Wat heb je nodig?
Algemeen:
- Schaar
- Vouwbeen
- Meetlat
- Rechthoekige driehoek
- Snijmat of dik stuk grijskarton
- Breekmes
- Potlood en gom
- Geruit papier
- Bureauklemmetjes of kleine zwarte klemmen
Voor de binnenkant:
- 24 vellen mooi papier van 120 gr (geen kopieerpapier!)
- Gewaxte linnen draad of andere dikkere draad van katoen (1mm. max.) die niet kan scheuren
- Boekbindersnaald
- Els of priknaald
Voor de buitenkant:
- Een stuk leer of stevig karton (240 gr) of dik handgeschept papier in een mooie kleur 22 x 31,7 cm. Je kan best een groot vel nemen en dat op maat snijden.
Optioneel:
- 1 A4 schutblad 100 g tot 120 g, gemarmerd, in een mooie kleur of met een leuk motiefje.
TIP: Je kan het materiaal bij De Banier, Lucas Creatief (dik, handgeschept papier) of Schleiper aankopen, leer is echter niet via deze winkels te verkrijgen.
Voorbereiding van de katernen
We maken katernen van een aantal dubbelgevouwen papieren die in elkaar geschoven zijn. Prentenboeken zijn vaak in katernen genaaid.
- Neem je A4 papier en maak er zes stapeltjes van. Elke stapel papier telt vier vellen.
- Vouw per stapeltje alle papieren in twee in de breedte en schuif ze in elkaar. Werk nauwkeurig en vouw ze precies in twee.

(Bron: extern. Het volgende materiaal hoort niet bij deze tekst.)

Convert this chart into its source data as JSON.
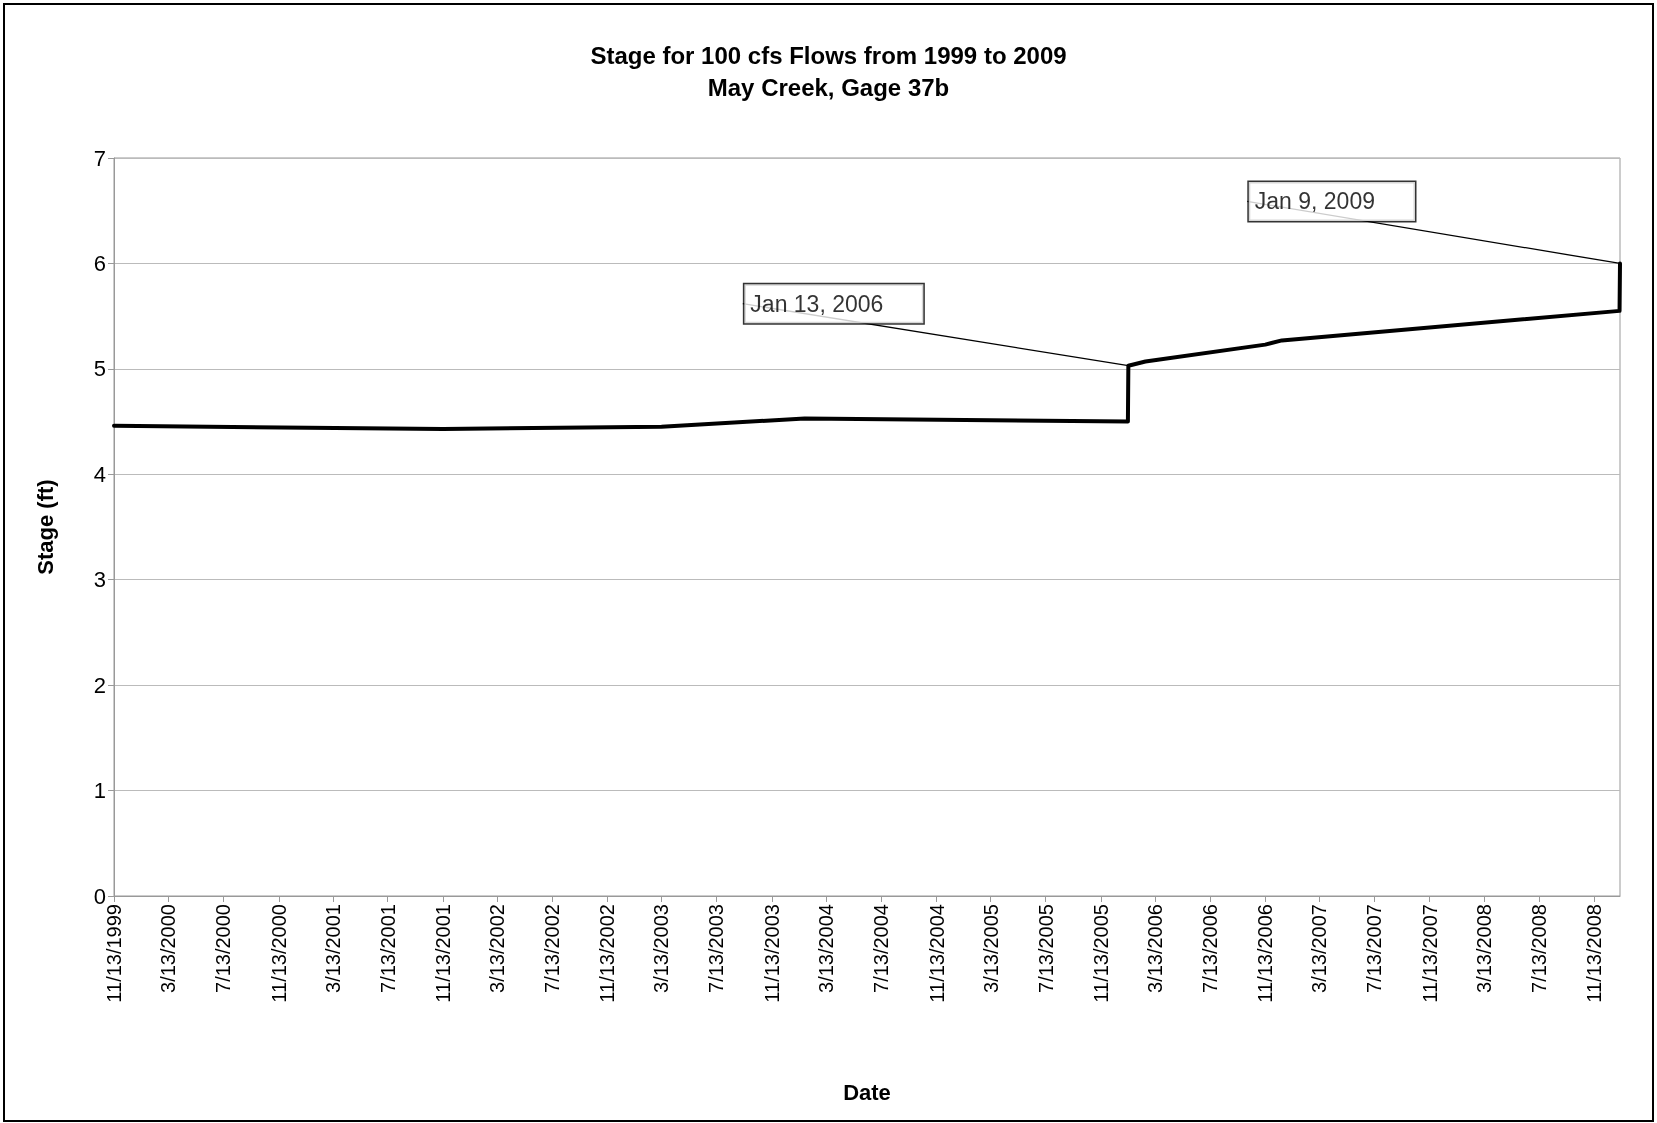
{
  "chart_data": {
    "type": "line",
    "title": "Stage for 100 cfs Flows from 1999 to 2009",
    "subtitle": "May Creek, Gage 37b",
    "xlabel": "Date",
    "ylabel": "Stage (ft)",
    "x": [
      "1999-11-13",
      "2001-11-13",
      "2003-03-13",
      "2004-01-25",
      "2006-01-12",
      "2006-01-13",
      "2006-02-20",
      "2006-11-13",
      "2006-12-20",
      "2009-01-08",
      "2009-01-09"
    ],
    "series": [
      {
        "color": "#000000",
        "values": [
          4.46,
          4.43,
          4.45,
          4.53,
          4.5,
          5.03,
          5.07,
          5.23,
          5.27,
          5.55,
          6.0
        ]
      }
    ],
    "xlim": [
      "1999-11-13",
      "2009-01-09"
    ],
    "xticks": [
      {
        "value": "1999-11-13",
        "label": "11/13/1999"
      },
      {
        "value": "2000-03-13",
        "label": "3/13/2000"
      },
      {
        "value": "2000-07-13",
        "label": "7/13/2000"
      },
      {
        "value": "2000-11-13",
        "label": "11/13/2000"
      },
      {
        "value": "2001-03-13",
        "label": "3/13/2001"
      },
      {
        "value": "2001-07-13",
        "label": "7/13/2001"
      },
      {
        "value": "2001-11-13",
        "label": "11/13/2001"
      },
      {
        "value": "2002-03-13",
        "label": "3/13/2002"
      },
      {
        "value": "2002-07-13",
        "label": "7/13/2002"
      },
      {
        "value": "2002-11-13",
        "label": "11/13/2002"
      },
      {
        "value": "2003-03-13",
        "label": "3/13/2003"
      },
      {
        "value": "2003-07-13",
        "label": "7/13/2003"
      },
      {
        "value": "2003-11-13",
        "label": "11/13/2003"
      },
      {
        "value": "2004-03-13",
        "label": "3/13/2004"
      },
      {
        "value": "2004-07-13",
        "label": "7/13/2004"
      },
      {
        "value": "2004-11-13",
        "label": "11/13/2004"
      },
      {
        "value": "2005-03-13",
        "label": "3/13/2005"
      },
      {
        "value": "2005-07-13",
        "label": "7/13/2005"
      },
      {
        "value": "2005-11-13",
        "label": "11/13/2005"
      },
      {
        "value": "2006-03-13",
        "label": "3/13/2006"
      },
      {
        "value": "2006-07-13",
        "label": "7/13/2006"
      },
      {
        "value": "2006-11-13",
        "label": "11/13/2006"
      },
      {
        "value": "2007-03-13",
        "label": "3/13/2007"
      },
      {
        "value": "2007-07-13",
        "label": "7/13/2007"
      },
      {
        "value": "2007-11-13",
        "label": "11/13/2007"
      },
      {
        "value": "2008-03-13",
        "label": "3/13/2008"
      },
      {
        "value": "2008-07-13",
        "label": "7/13/2008"
      },
      {
        "value": "2008-11-13",
        "label": "11/13/2008"
      }
    ],
    "ylim": [
      0,
      7
    ],
    "yticks": [
      0,
      1,
      2,
      3,
      4,
      5,
      6,
      7
    ],
    "grid": "y",
    "marker": "none",
    "line_style": "solid",
    "annotations": [
      {
        "text": "Jan 13, 2006",
        "x": "2006-01-13",
        "y": 5.03
      },
      {
        "text": "Jan 9, 2009",
        "x": "2009-01-09",
        "y": 6.0
      }
    ]
  }
}
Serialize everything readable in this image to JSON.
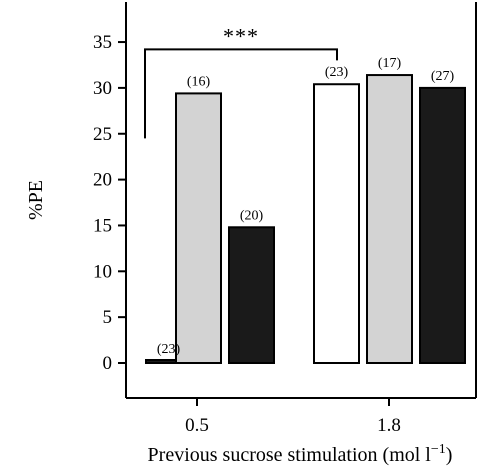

- Strijk met je vouwbeen over de vouw zodat je een mooie scherpe kant hebt.
- Doe dit zes keer zodat je 6 katernen voor je hebt liggen.
Maken van een prikmal
- Neem een geruit A4 papiertje en vouw dit in 2.
- Vouw het terug open. Meet van de bovenkant 1,5 cm af en zet een kruisje in de vouw.
- Doe dit ook aan de onderkant.
- Het derde kruisje zet je in het midden tussen de twee andere kruisjes.
Prikken van de katernen
- Neem nu je katern en leg je prikmal in het midden in de vouw.
- Leg je katern met de vouw naar je toe aan de rand van de tafel.
- Vouw ze omhoog en prik met je els of priknaald een gaatje door elk kruisje. Doe dit bij elke katern.
De kaft
- Leg je snijmat, lat, potlood en breekmes klaar.
- Snijd je omslagpapier uit dik handgeschept papier. Snij je kaft op de opgegeven afmeting 46 cm x 21,6 cm. Let op dat je alles precies snijdt en dat je hoeken recht zijn.
- Leg je uitgesneden stuk omslagpapier horizontaal voor je.
- Neem je meetlat en meet van links 15 cm, zet een streepje en meet nog eens op een andere hoogte. Nu heb je twee streepjes om een rechte lijn te trekken. Leg je meetlat aan en maak deze lijn met je vouwbeen, niet met je potlood.
- Trek 6 lijntjes voor je katernen naast de markering die je juist gemaakt hebt. De eerste streep zet je op 0,5 cm rechts van de markering, de volgende 5 strepen zet je op dezelfde manier, telkens met 0,5 cm ertussen.
- Meet nu ter hoogte van je 6 strepen van boven en onder je omslag 3 mm en trek een lijntje. Vanaf dit lijntje meet je telkens 1,5 cm en trek je opnieuw een lijn. Die over je 6 lijnen voor je katernen loopt. Zo verkrijg je je bovenste en onderste naaipunt. Nu meet je 9 cm van deze lijn naar het midden toe. Dit is je middelste naaipunt.
- Neem je els of priknaald en prik de gaatjes door. Doe dit zachtjes van binnen naar buiten en steek dan dieper door van buiten naar binnen.
- Snij nog een strook van je omslagpapier die even breed en lang is als je rug.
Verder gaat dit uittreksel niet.